私は、スヴィドリガイロフという人物に、興味を抱いた。ラスコーリニコフがソーニャに告白するとき、隣の部屋で聞き耳をたてていて、それをネタにして、以前から好きでたまらなかったドゥーニャ(ラスコーリニコフの妹)に結婚を迫りながら、襲いかかった。しかし、ドゥーニャは手にしていたピストルを発射するなどで激しく抵抗したため、スヴィドリガイロフは、諦めて、その場を去った。

ラスコーリニコフのソーニャへの告白は、壁越しにでも聞こえる建屋なのに、ピストルの音には、隣人の誰も反応なしという奇妙な設定は無視するとして、何事もなかったように、スヴィドリガイロフは、裏さびれた宿屋で、一晩を過ごし、夜明け前の、まだ薄暗い時に、宿を出て、木偶の坊のような番兵がいただけの場所で、ピストルを頭部に向けて、味も素っ気もなく発射した。

犯罪を犯したラスコーリニコフは、自殺せずに、生き残るが、そのラスコーリニコフの犯罪のネタをつかんでいるスヴィドリガイロフが警察に知らせることもせずに、簡単に自殺してしまうという不条理には、呆れるばかりです。まるで、スヴィドリガイロフは、ラスコーリニコフの代わりに自殺したといわんばかりの描写だった。だからなのか、第六篇、第五章は、スヴィドリガイロフが主人公と思え、ラスコーリニコフは、かすんでいたように思えた。

ラスコーリニコフは、貧乏で、大学の学費を払うことができずに、退学し、あげくは、殺人を犯したといえば、安倍元首相を殺害した山上容疑者を思いだしてしまう。家庭環境は、まったくちがうが、貧乏、退学ということでは一致している。

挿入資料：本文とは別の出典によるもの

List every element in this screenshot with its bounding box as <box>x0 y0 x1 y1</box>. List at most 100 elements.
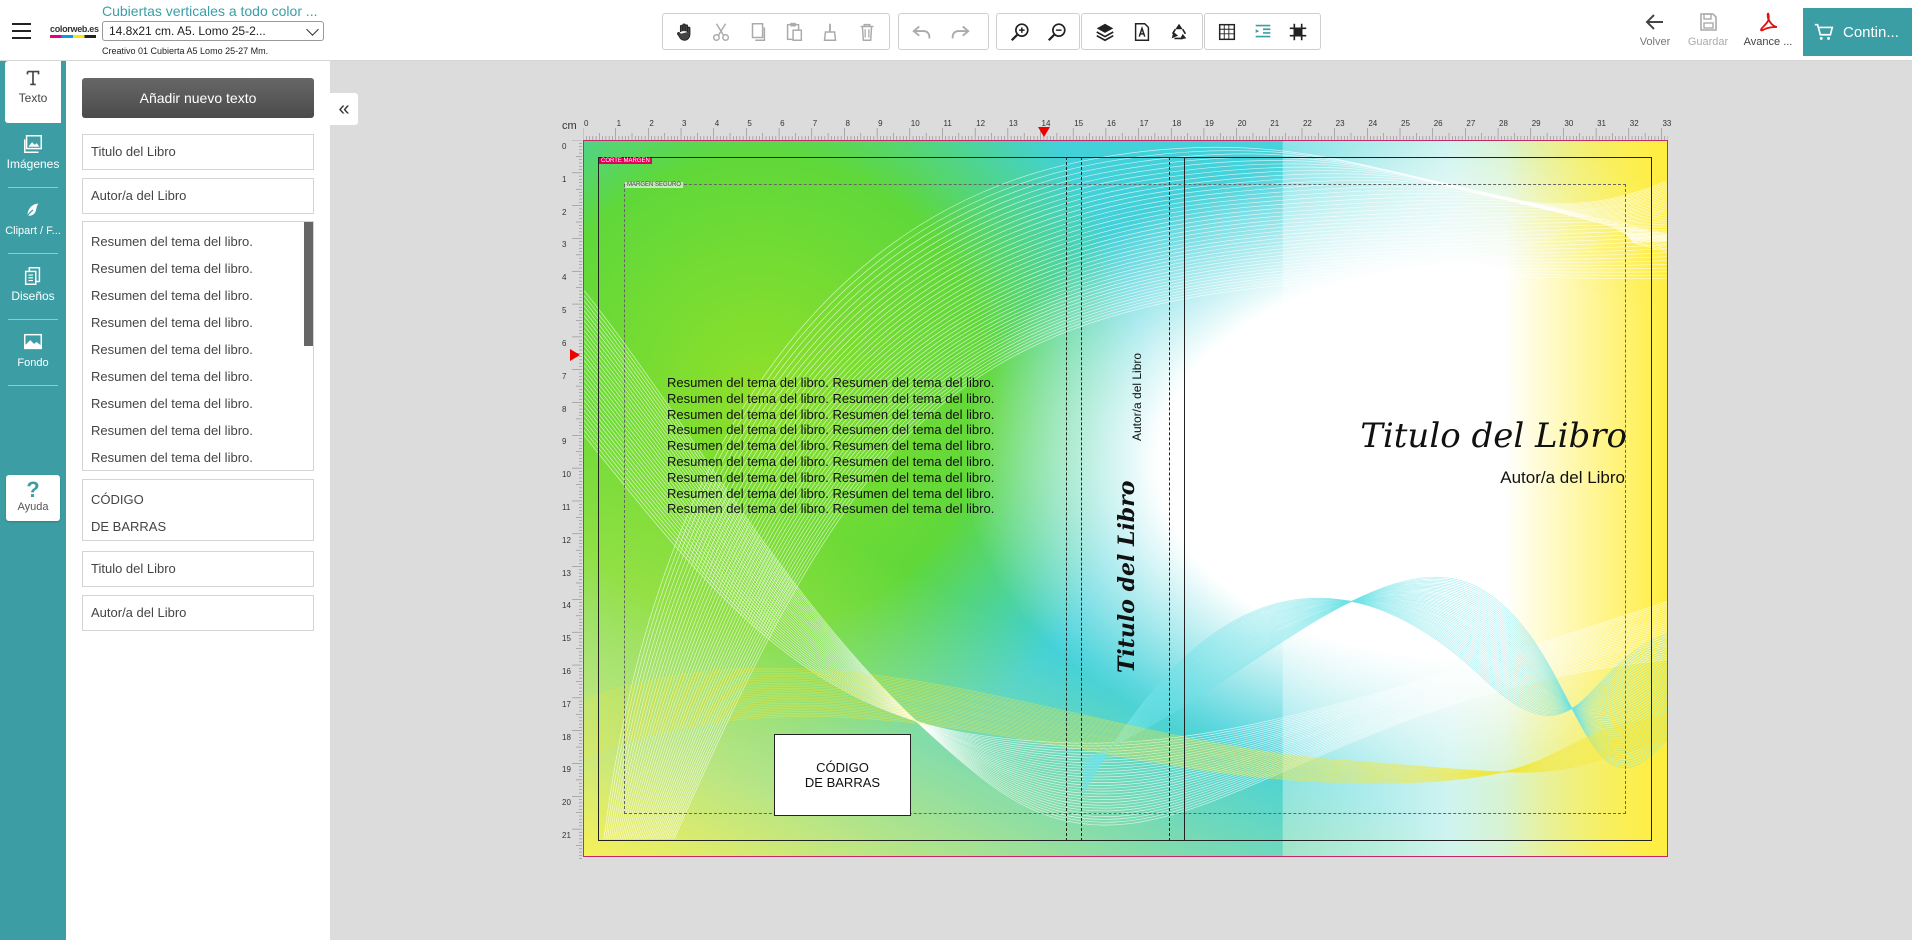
snap-grid-button[interactable] <box>1280 15 1316 48</box>
cut-margin-tag: CORTE MARGEN <box>599 158 652 164</box>
product-subtitle: Creativo 01 Cubierta A5 Lomo 25-27 Mm. <box>102 46 269 56</box>
ruler-top-label: 15 <box>1074 119 1084 128</box>
ruler-marker-top[interactable] <box>1038 127 1050 137</box>
preview-pdf-button[interactable]: Avance ... <box>1738 10 1798 54</box>
ruler-top-label: 10 <box>910 119 920 128</box>
barcode-line-1: CÓDIGO <box>816 760 869 775</box>
preview-label: Avance ... <box>1743 36 1793 48</box>
barcode-line-2: DE BARRAS <box>804 775 881 790</box>
author-field[interactable]: Autor/a del Libro <box>82 178 314 214</box>
spine-guide-3 <box>1169 157 1170 841</box>
summary-line: Resumen del tema del libro. <box>91 234 253 249</box>
undo-button[interactable] <box>903 15 941 48</box>
size-select[interactable]: 14.8x21 cm. A5. Lomo 25-2... <box>102 21 324 41</box>
author-field-2[interactable]: Autor/a del Libro <box>82 595 314 631</box>
save-icon <box>1700 13 1717 31</box>
collapse-panel-button[interactable]: « <box>330 93 358 125</box>
ruler-left-label: 8 <box>562 404 567 414</box>
rail-item-background[interactable]: Fondo <box>5 325 61 381</box>
ruler-top-label: 12 <box>976 119 986 128</box>
back-summary-line: Resumen del tema del libro. Resumen del … <box>667 501 995 517</box>
ruler-top-label: 4 <box>714 119 720 128</box>
paste-button[interactable] <box>776 15 812 48</box>
ruler-left-label: 2 <box>562 207 567 217</box>
back-summary-line: Resumen del tema del libro. Resumen del … <box>667 422 995 438</box>
text-frame-button[interactable] <box>1123 15 1160 48</box>
ruler-left-label: 12 <box>562 535 571 545</box>
delete-button[interactable] <box>849 15 885 48</box>
summary-scrollbar[interactable] <box>304 222 313 346</box>
zoom-out-button[interactable] <box>1038 15 1075 48</box>
add-new-text-button[interactable]: Añadir nuevo texto <box>82 78 314 118</box>
pan-hand-button[interactable] <box>667 15 703 48</box>
redo-button[interactable] <box>941 15 979 48</box>
back-summary-text[interactable]: Resumen del tema del libro. Resumen del … <box>667 375 994 517</box>
ruler-marker-left[interactable] <box>570 349 580 361</box>
undo-icon <box>912 25 931 38</box>
rail-item-text[interactable]: Texto <box>5 61 61 123</box>
cut-icon <box>713 22 730 41</box>
ruler-left-label: 16 <box>562 667 571 677</box>
align-button[interactable] <box>1245 15 1281 48</box>
ruler-left-label: 3 <box>562 240 567 250</box>
back-summary-line: Resumen del tema del libro. Resumen del … <box>667 390 995 406</box>
spine-guide-1 <box>1066 157 1067 841</box>
images-icon <box>24 135 42 153</box>
ruler-top-label: 0 <box>584 119 589 128</box>
zoom-toolbar-group <box>996 13 1080 50</box>
front-author-text[interactable]: Autor/a del Libro <box>1500 468 1625 488</box>
barcode-box[interactable]: CÓDIGO DE BARRAS <box>774 734 911 816</box>
cover-canvas[interactable]: CORTE MARGEN MARGEN SEGURO Resumen del t… <box>583 140 1668 857</box>
ruler-left-label: 1 <box>562 174 567 184</box>
continue-label: Contin... <box>1843 23 1899 41</box>
rail-item-images[interactable]: Imágenes <box>5 127 61 183</box>
rail-item-designs[interactable]: Diseños <box>5 259 61 315</box>
ruler-top-label: 33 <box>1662 119 1672 128</box>
copy-button[interactable] <box>740 15 776 48</box>
ruler-top-label: 20 <box>1237 119 1247 128</box>
ruler-left-label: 11 <box>562 502 571 512</box>
summary-line: Resumen del tema del libro. <box>91 288 253 303</box>
zoom-in-button[interactable] <box>1001 15 1038 48</box>
title-field[interactable]: Titulo del Libro <box>82 134 314 170</box>
format-brush-button[interactable] <box>812 15 848 48</box>
paste-icon <box>786 22 803 41</box>
back-summary-line: Resumen del tema del libro. Resumen del … <box>667 375 995 390</box>
rail-item-label: Fondo <box>17 357 49 369</box>
product-title[interactable]: Cubiertas verticales a todo color ... <box>102 3 318 19</box>
cut-button[interactable] <box>703 15 739 48</box>
front-title-text[interactable]: Titulo del Libro <box>1360 416 1627 456</box>
menu-icon[interactable] <box>8 18 34 44</box>
summary-line: Resumen del tema del libro. <box>91 369 253 384</box>
ruler-top-label: 25 <box>1401 119 1410 128</box>
rail-item-clipart[interactable]: Clipart / F... <box>5 193 61 249</box>
spine-guide-4 <box>1184 157 1185 841</box>
ruler-top-label: 1 <box>616 119 622 128</box>
ruler-top-label: 2 <box>649 119 654 128</box>
help-button[interactable]: ? Ayuda <box>6 475 60 521</box>
continue-button[interactable]: Contin... <box>1803 8 1912 56</box>
hand-icon <box>677 23 691 41</box>
ruler-top-label: 17 <box>1139 119 1149 128</box>
ruler-top-label: 7 <box>812 119 818 128</box>
ruler-left-label: 0 <box>562 142 567 151</box>
text-icon <box>26 70 40 86</box>
layers-button[interactable] <box>1086 15 1123 48</box>
barcode-field[interactable]: CÓDIGO DE BARRAS <box>82 479 314 541</box>
summary-field[interactable]: Resumen del tema del libro. Resumen del t… <box>82 221 314 471</box>
grid-button[interactable] <box>1209 15 1245 48</box>
title-field-2[interactable]: Titulo del Libro <box>82 551 314 587</box>
left-rail: Texto Imágenes Clipart / F... Diseños Fo… <box>0 61 66 940</box>
ruler-top-label: 29 <box>1531 119 1541 128</box>
back-button[interactable]: Volver <box>1625 10 1685 54</box>
cart-icon <box>1814 23 1834 40</box>
spine-title-text[interactable]: Titulo del Libro <box>1114 481 1140 673</box>
back-summary-line: Resumen del tema del libro. Resumen del … <box>667 453 995 469</box>
spine-author-text[interactable]: Autor/a del Libro <box>1130 353 1144 441</box>
recycle-button[interactable] <box>1161 15 1198 48</box>
ruler-top-label: 26 <box>1433 119 1443 128</box>
save-button[interactable]: Guardar <box>1678 10 1738 54</box>
ruler-left-label: 9 <box>562 437 567 447</box>
size-select-value: 14.8x21 cm. A5. Lomo 25-2... <box>109 24 266 38</box>
ruler-top-label: 23 <box>1335 119 1345 128</box>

殺人を犯すとなると、人間の思考の極致をさまようことになる。ラスコーリニコフは、殺人肯定の論文を発表したぐらいだが、いざ殺人を実行するとなると、心理的な葛藤とゆらぎで、七転八倒していた。ラスコーリニコフは、老婆であったが、山上容疑者は、元とはいえ、まだ、実権を握っていたかに見えた、国のトップであれば、さらに、動悸は激しくなるものと想定できる。

さて、桜田マリアとソーニャの類似性であるが、二人とも、娼婦で聖女であるということでは、一致していたが、聖女という面では、桜田マリアの方が、優っているように思えた。ソーニャは、ラスコーリニコフが流刑地に入ったときに、囚人たちには慕われていたが、基本的には、ラスコーリニコフのみが相手だったのに対して、桜田マリアは、老獪な人物を含めて、多数の登場人物に慕われていたという相違があった。